A firm favorite at many a summer wedding. This is a physically large flower that makes an immediate statement. The name sunflower says it all. Unquestionably the best flower ambassador for the bright summer sun, these fiery blooms with a dark or black center are particularly popular in yellow, and interestingly are also available in red, brown, orange, bronze and mahogany. This summer wedding flower acts as a distinct focal point in all arrangements. Generally a summer bride will construct her arrangement around a select few sunflowers.

2. Gazanias

Usually referred to as the Treasure Flower, this is a potentially contentious choice as a summer wedding flower. When using these flowers a bride should plan around a daytime wedding and cut the flowers as late as possible, especially given their tendency to close at night and in overcast weather. Generally these flowers are available in a vast array of dynamic colors, including multi-hued colors which amplifies the effect of the gazanias.

3. Dahlia

If an unconventional and somewhat unstructured floral appeals to you then dahlias would be a serious consideration on your big day. Definitely a somewhat right-brained flower, dahlias work exceptionally well in summer weddings.

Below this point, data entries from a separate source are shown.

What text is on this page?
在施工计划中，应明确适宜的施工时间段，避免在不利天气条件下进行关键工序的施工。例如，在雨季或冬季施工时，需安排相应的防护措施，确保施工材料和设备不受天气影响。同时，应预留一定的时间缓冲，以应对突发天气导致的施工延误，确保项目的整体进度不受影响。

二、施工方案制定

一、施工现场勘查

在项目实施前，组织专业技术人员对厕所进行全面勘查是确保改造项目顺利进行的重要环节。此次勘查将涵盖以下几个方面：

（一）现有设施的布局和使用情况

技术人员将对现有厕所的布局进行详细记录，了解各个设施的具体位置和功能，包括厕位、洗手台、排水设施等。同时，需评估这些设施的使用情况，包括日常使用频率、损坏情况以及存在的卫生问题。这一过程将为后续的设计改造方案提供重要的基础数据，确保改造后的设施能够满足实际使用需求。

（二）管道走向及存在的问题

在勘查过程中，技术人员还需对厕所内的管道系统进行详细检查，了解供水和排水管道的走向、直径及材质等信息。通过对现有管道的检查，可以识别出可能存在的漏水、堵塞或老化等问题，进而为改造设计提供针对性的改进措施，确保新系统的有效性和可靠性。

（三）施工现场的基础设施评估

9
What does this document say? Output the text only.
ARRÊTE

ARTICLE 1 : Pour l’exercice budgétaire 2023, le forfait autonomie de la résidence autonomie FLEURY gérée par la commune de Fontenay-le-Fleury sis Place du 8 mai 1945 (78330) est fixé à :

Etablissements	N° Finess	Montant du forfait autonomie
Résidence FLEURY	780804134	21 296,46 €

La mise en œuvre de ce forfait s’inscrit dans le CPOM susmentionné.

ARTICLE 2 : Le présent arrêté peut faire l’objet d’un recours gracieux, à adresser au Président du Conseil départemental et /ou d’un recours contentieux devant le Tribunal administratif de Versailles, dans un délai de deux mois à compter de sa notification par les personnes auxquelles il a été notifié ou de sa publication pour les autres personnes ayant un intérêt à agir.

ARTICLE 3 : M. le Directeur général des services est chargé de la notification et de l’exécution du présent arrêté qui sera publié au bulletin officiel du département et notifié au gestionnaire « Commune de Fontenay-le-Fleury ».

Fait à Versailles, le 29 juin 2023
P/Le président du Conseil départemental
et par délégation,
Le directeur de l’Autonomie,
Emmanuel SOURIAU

Big, shaggy and multi-petaled describes this flower well, with a sea anemone resembling its closet relative in a parallel universe. Definitely diverse in appearance, most species have a distinct quant and frothy look to them, in one form or another. Definitely an interesting taking point with your guests.

4. Black Eyed Susan

Just the term black-eyed susan conjures up some interesting images with brides. Of course in reference to a wedding flower, as opposed to a femme fatale. Generally considered to be a wild flower found in open woods and road sides, they make excellent summer wedding flowers and are particularly popular with the more vintage and rustic-type weddings. Similar to daffodils they are particularly well-known for their striking yellow colors and dark centers, and are great friends with bees and butterflies. These daisy-like flowers are also available in orange, brown, red and sometimes in a multi-hued appearance.

5. Poppy

Poppies sometimes just simply get bad rap, in particular with their associations with the narcotics trade. The truth is these flowers make for delightful wedding flowers and remain ever popular with summer weddings. These somewhat tubular-looking blooms grow on a long and thin flexible stem and are available in a variety of colors. Red and white poppies in particular make for a stunning combination in a wedding bouquet.